Abstract

Antibody to the recently identified hepatitis C virus was investigated in sera of 128 patients treated with allogeneic bone marrow transplantation, to determine the prevalence of HCV infection and its role in post-transplant liver complications. The overall prevalence of anti-HCV positivity was 28.6% (38/128 patients). The presence of pretransplant anti-HCV positivity (in 10/35 tested patients) did not seem to predict a more severe liver disease.
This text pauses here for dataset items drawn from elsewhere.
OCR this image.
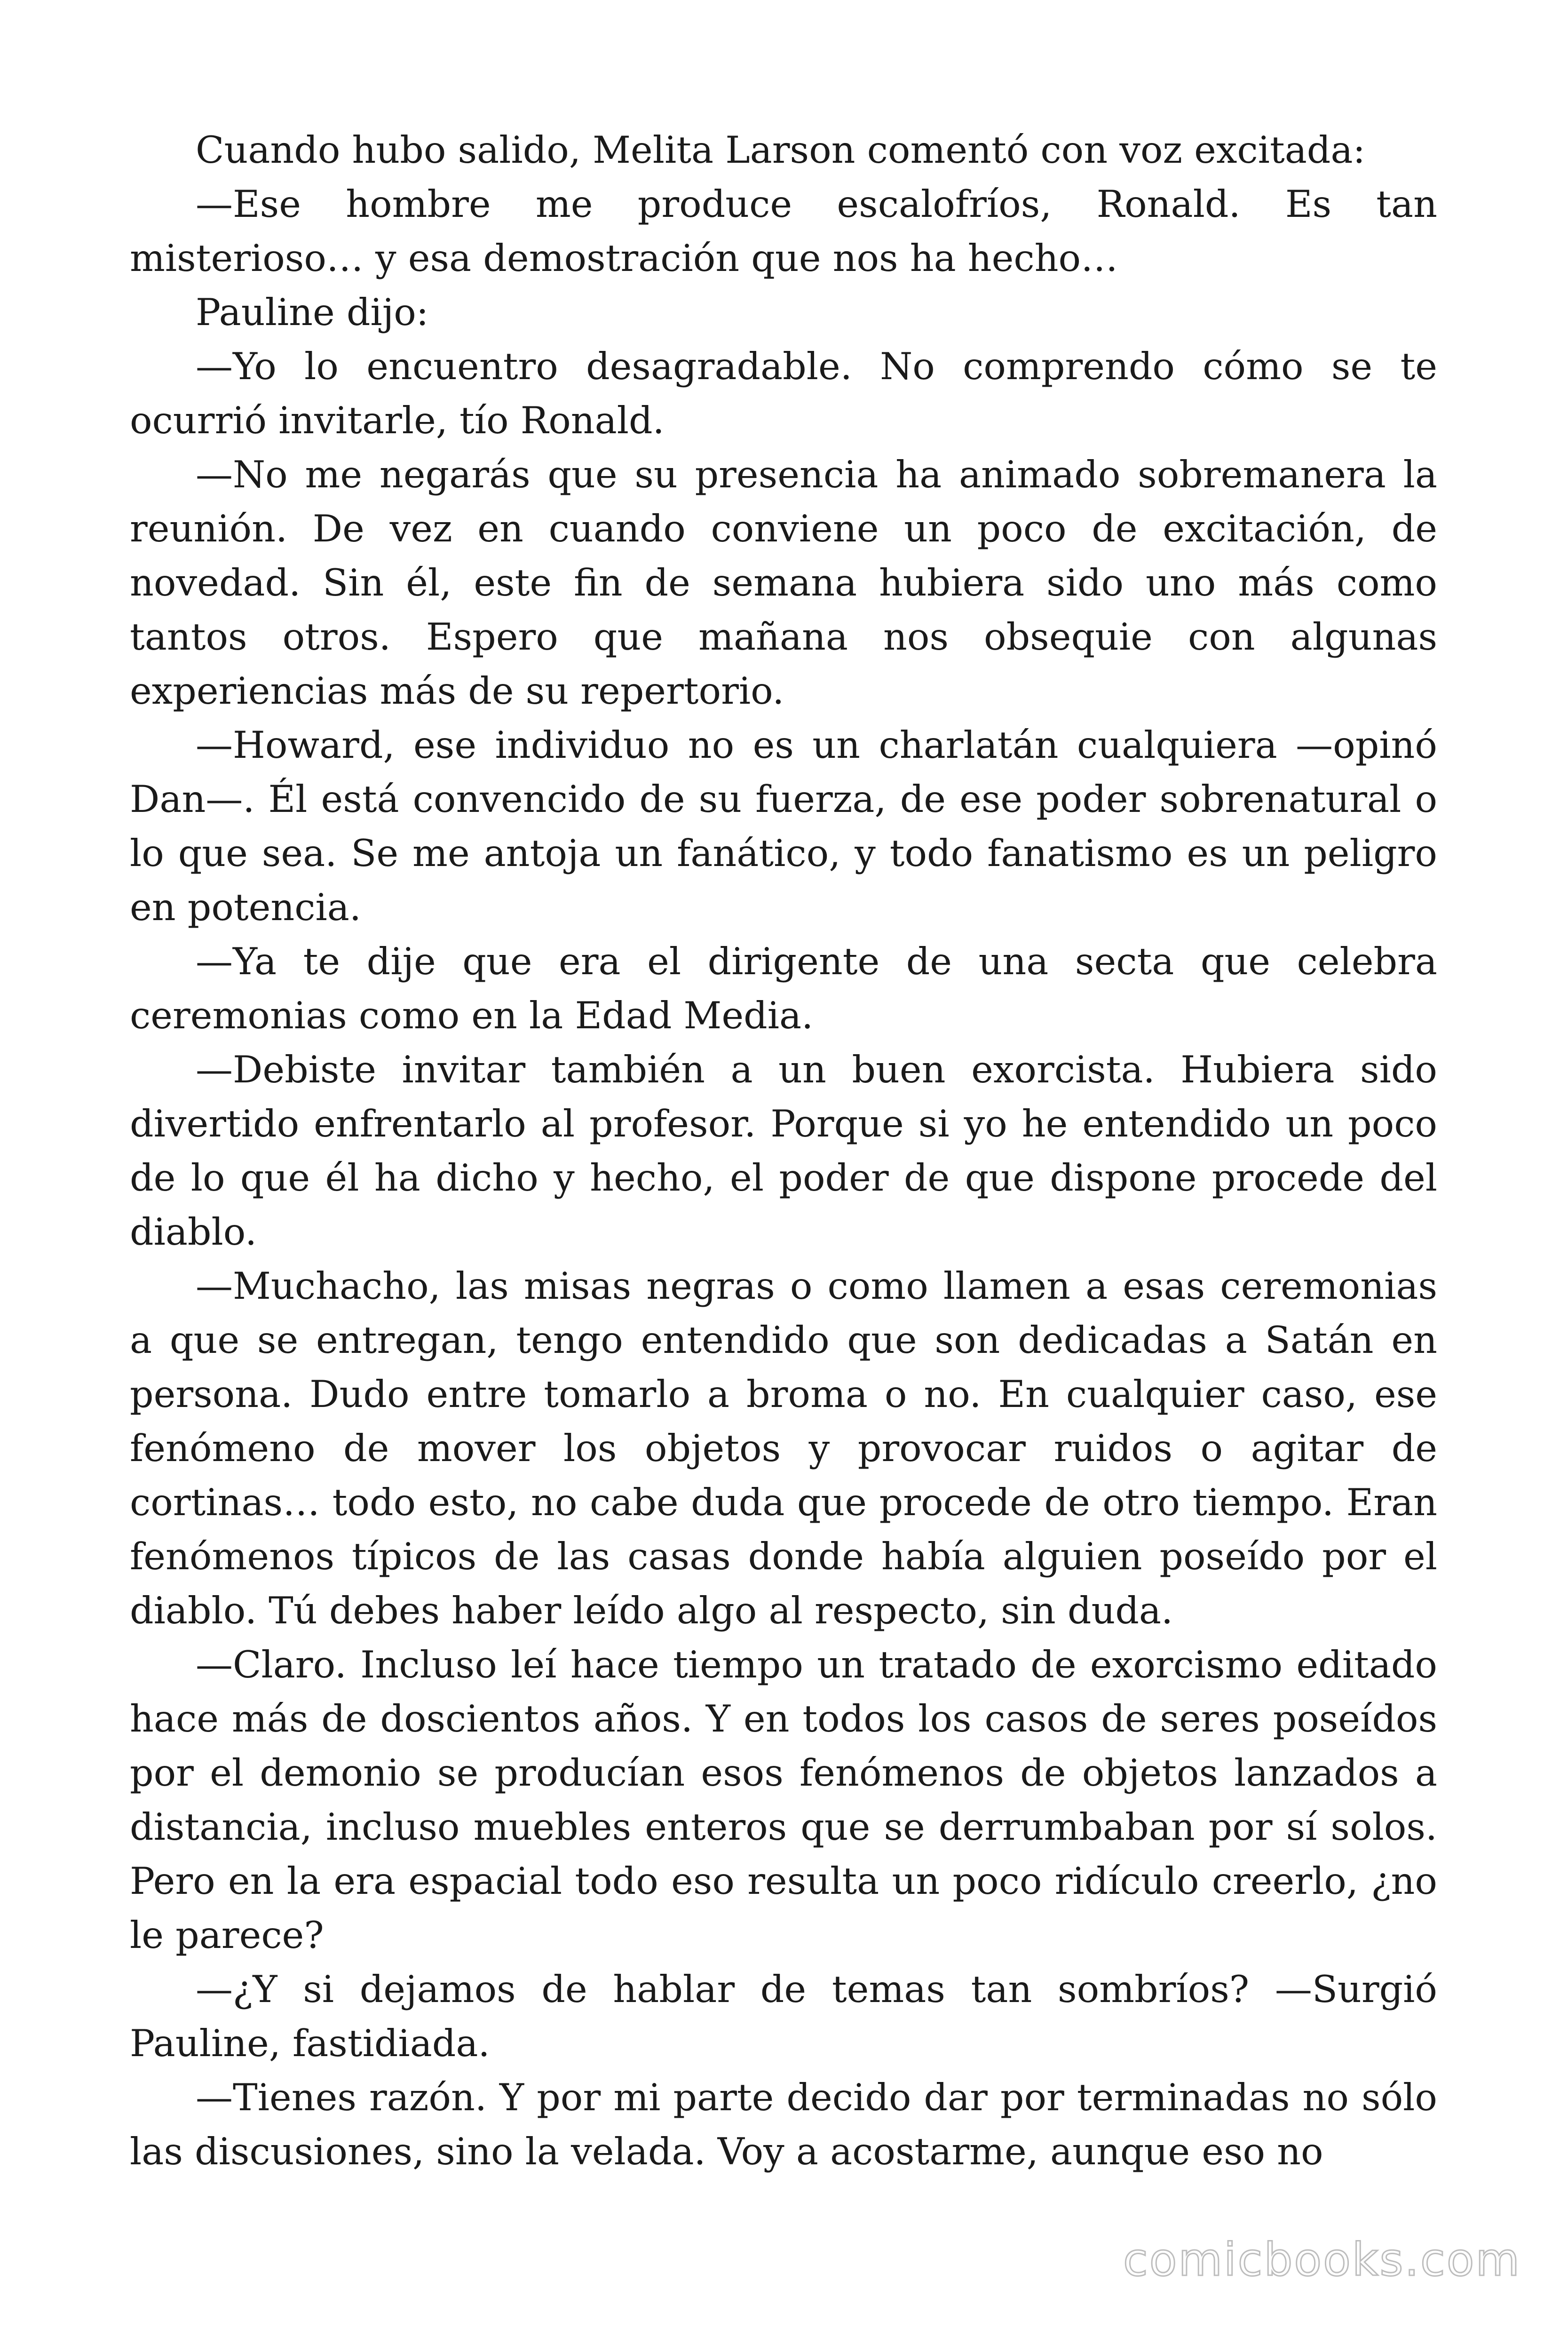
Cuando hubo salido, Melita Larson comentó con voz excitada:

—Ese hombre me produce escalofríos, Ronald. Es tan misterioso… y esa demostración que nos ha hecho…

Pauline dijo:

—Yo lo encuentro desagradable. No comprendo cómo se te ocurrió invitarle, tío Ronald.

—No me negarás que su presencia ha animado sobremanera la reunión. De vez en cuando conviene un poco de excitación, de novedad. Sin él, este fin de semana hubiera sido uno más como tantos otros. Espero que mañana nos obsequie con algunas experiencias más de su repertorio.

—Howard, ese individuo no es un charlatán cualquiera —opinó Dan—. Él está convencido de su fuerza, de ese poder sobrenatural o lo que sea. Se me antoja un fanático, y todo fanatismo es un peligro en potencia.

—Ya te dije que era el dirigente de una secta que celebra ceremonias como en la Edad Media.

—Debiste invitar también a un buen exorcista. Hubiera sido divertido enfrentarlo al profesor. Porque si yo he entendido un poco de lo que él ha dicho y hecho, el poder de que dispone procede del diablo.

—Muchacho, las misas negras o como llamen a esas ceremonias a que se entregan, tengo entendido que son dedicadas a Satán en persona. Dudo entre tomarlo a broma o no. En cualquier caso, ese fenómeno de mover los objetos y provocar ruidos o agitar de cortinas… todo esto, no cabe duda que procede de otro tiempo. Eran fenómenos típicos de las casas donde había alguien poseído por el diablo. Tú debes haber leído algo al respecto, sin duda.

—Claro. Incluso leí hace tiempo un tratado de exorcismo editado hace más de doscientos años. Y en todos los casos de seres poseídos por el demonio se producían esos fenómenos de objetos lanzados a distancia, incluso muebles enteros que se derrumbaban por sí solos. Pero en la era espacial todo eso resulta un poco ridículo creerlo, ¿no le parece?

—¿Y si dejamos de hablar de temas tan sombríos? —Surgió Pauline, fastidiada.

—Tienes razón. Y por mi parte decido dar por terminadas no sólo las discusiones, sino la velada. Voy a acostarme, aunque eso no

comicbooks.com
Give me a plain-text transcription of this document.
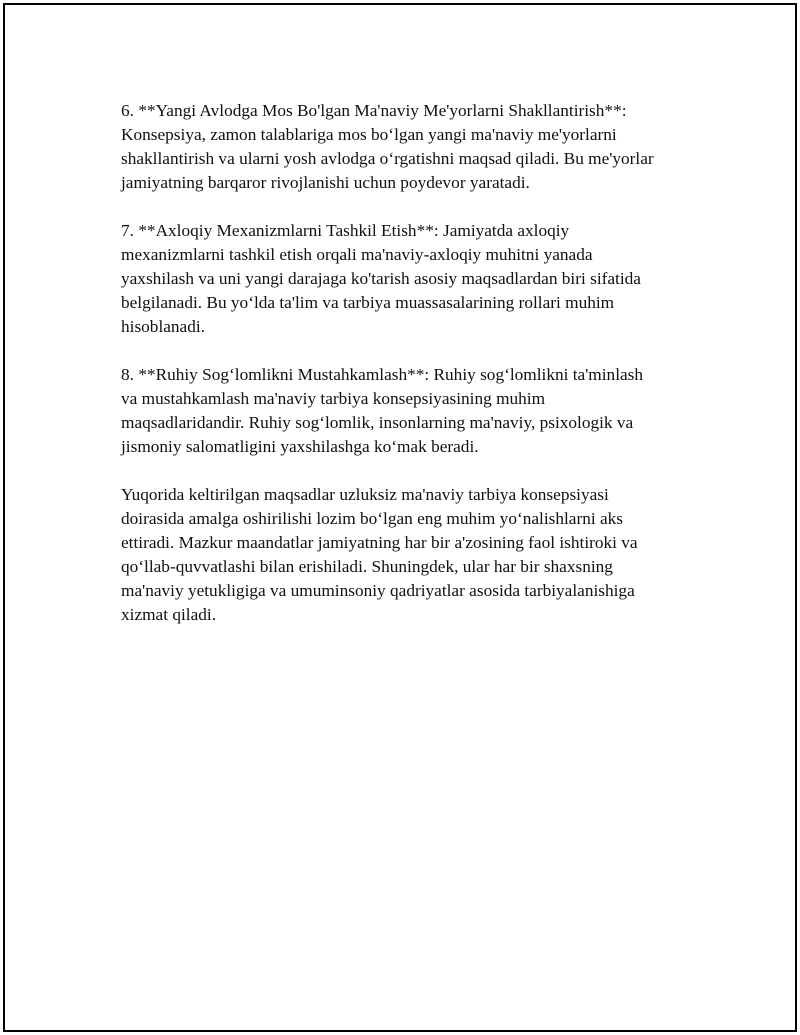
6. **Yangi Avlodga Mos Bo'lgan Ma'naviy Me'yorlarni Shakllantirish**:
Konsepsiya, zamon talablariga mos bo‘lgan yangi ma'naviy me'yorlarni
shakllantirish va ularni yosh avlodga o‘rgatishni maqsad qiladi. Bu me'yorlar
jamiyatning barqaror rivojlanishi uchun poydevor yaratadi.

7. **Axloqiy Mexanizmlarni Tashkil Etish**: Jamiyatda axloqiy
mexanizmlarni tashkil etish orqali ma'naviy-axloqiy muhitni yanada
yaxshilash va uni yangi darajaga ko'tarish asosiy maqsadlardan biri sifatida
belgilanadi. Bu yo‘lda ta'lim va tarbiya muassasalarining rollari muhim
hisoblanadi.

8. **Ruhiy Sog‘lomlikni Mustahkamlash**: Ruhiy sog‘lomlikni ta'minlash
va mustahkamlash ma'naviy tarbiya konsepsiyasining muhim
maqsadlaridandir. Ruhiy sog‘lomlik, insonlarning ma'naviy, psixologik va
jismoniy salomatligini yaxshilashga ko‘mak beradi.

Yuqorida keltirilgan maqsadlar uzluksiz ma'naviy tarbiya konsepsiyasi
doirasida amalga oshirilishi lozim bo‘lgan eng muhim yo‘nalishlarni aks
ettiradi. Mazkur maandatlar jamiyatning har bir a'zosining faol ishtiroki va
qo‘llab-quvvatlashi bilan erishiladi. Shuningdek, ular har bir shaxsning
ma'naviy yetukligiga va umuminsoniy qadriyatlar asosida tarbiyalanishiga
xizmat qiladi.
In fact 8/10 anti-HCV+ and 15/25 anti-HCV- patients had elevated transaminases at BMT, and posttransplant liver failure (due to VOD or subacute hepatitis), and post-BMT rises in transaminases occurred regardless of anti-HCV serology (P = 0.6 and 0.2, respectively). In patients tested for anti-HCV after BMT (n = 128), only two (one anti-HCV+ and one anti-HCV-) experienced VOD; the number of patients in whom liver failure contributed to death was comparable in anti-HCV-positive and anti-HCV- negative patients (P = 0.4). Among 17 patients with documented posttransplant seroconversion (from anti-HCV- to anti-HCV+) the appearance of anti-HCV was concomitant with hepatitis exacerbation in 9 (53%). Histologic changes demonstrated a more severe liver damage in anti-HCV+ patients: a chronic hepatitis was diagnosed in 9/11 anti-HCV+ versus 1/7 anti-HCV- cases. Based on these observations, we conclude that hepatitis C virus has a role in liver disease in such patients, although its evaluation by the anti-HCV test is still of limited accuracy, due to low sensitivity and incomplete specificity.